“Riaprite subito gli impianti di risalita” è la disperata richiesta dei maestri di sci italiani e valdostani che da più di un anno sono fermi. Non solo la scienza può dimostrare la sicurezza in cui si potrebbero aprire gli impianti, ma anche i Decreti che sono stati emessi.
Lo sci è fatto di code alle partenze, risalite e tanto sport. In tutti i Dpcm lo sport all’aperto, senza bisogno di essere atleti di interesse nazionale, è stato consentito e non si può certo contestare che lo sci non sia uno sport all’aperto, si è passata la scorsa estate a dire che la montagna è sicura, qualcuno ci deve spiegare perché non lo è più e perché, contrariamente a quello che dettano i Decreti, lo sci non è riconosciuto come sport all’aperto, un adulto può anche farne a meno, ma i ragazzini, quei ragazzini soprattutto valdostani che vivono di sci, quasi in simbiosi con i loro maestri , come possono farne a meno? E’ forse più sicuro tenerli a casa, chiusi nelle loro stanze a giocare con la playstation?

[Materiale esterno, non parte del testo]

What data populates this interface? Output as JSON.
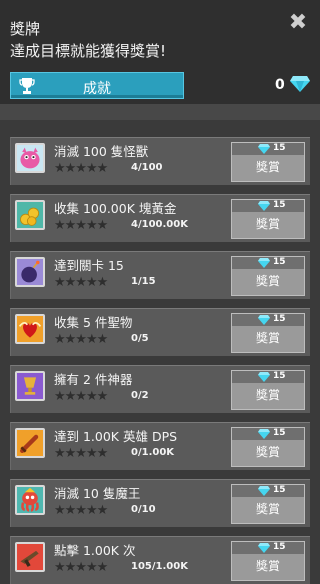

Non ne patisce solo il corpo, ma la mente: dopo una mattinata di Dad, un pomeriggio di giochi virtuali, in quelle giovani menti, cosa può frullare? Ora passiamo agli impianti di risalita: nelle stazioni sciistiche l’impianto di arroccamento è spesso considerato trasporto pubblico, se poi consideriamo che gli impianti di smistamento sono seggiovie, all’aperto, come possiamo non tenerne conto.
Nei Decreti si parla espressamente di limitazioni nel trasporto, gli impianti di risalita lo sono, perché non si possono applicare le stesse regole, se non sono trasporto che cosa sono, la gente può essere ammassata sulla metropolitana di Milano o sui bus romani ma non può usufruire di funivie a trasporto assai limitato.
Arriviamo alle code in partenza, tralasciamo le biglietterie, ormai siamo abituati a fare tutto in internet, comprare quindi i biglietti che ci permetterebbero anche di viaggiare tra regioni è assai facile, è vero che le code potrebbero offrire dei potenziali rischi di ammassamento, ma sarebbe facile controllarle con del personale pubblico o privato, tutto questo è scritto nei Decreti, ma il Governo, contrariamente a quello che ha scritto, ha voluto penalizzare la montagna, e non solo i maestri di sci, ma tutto l’intero comparto.
Perché una funivia ai piedi del Monte Bianco o del Cervino è più pericolosa degli ammassamenti sui Navigli a Milano all’ora dell’aperitivo, o sul lungomare di Napoli, o in piazza di Spagna a Roma, o nel centro storico di Palermo.
Abbiamo bisogno di risposte, abbiamo bisogno che i maestri e tutto il comparto montagna possano ritornare a lavorare, con i ristori, i proclami, non si mangia, possiamo salvarci solo con il lavoro e dopo un anno di ristrettezze e doveri reclamiamo un diritto, il diritto a lavorare.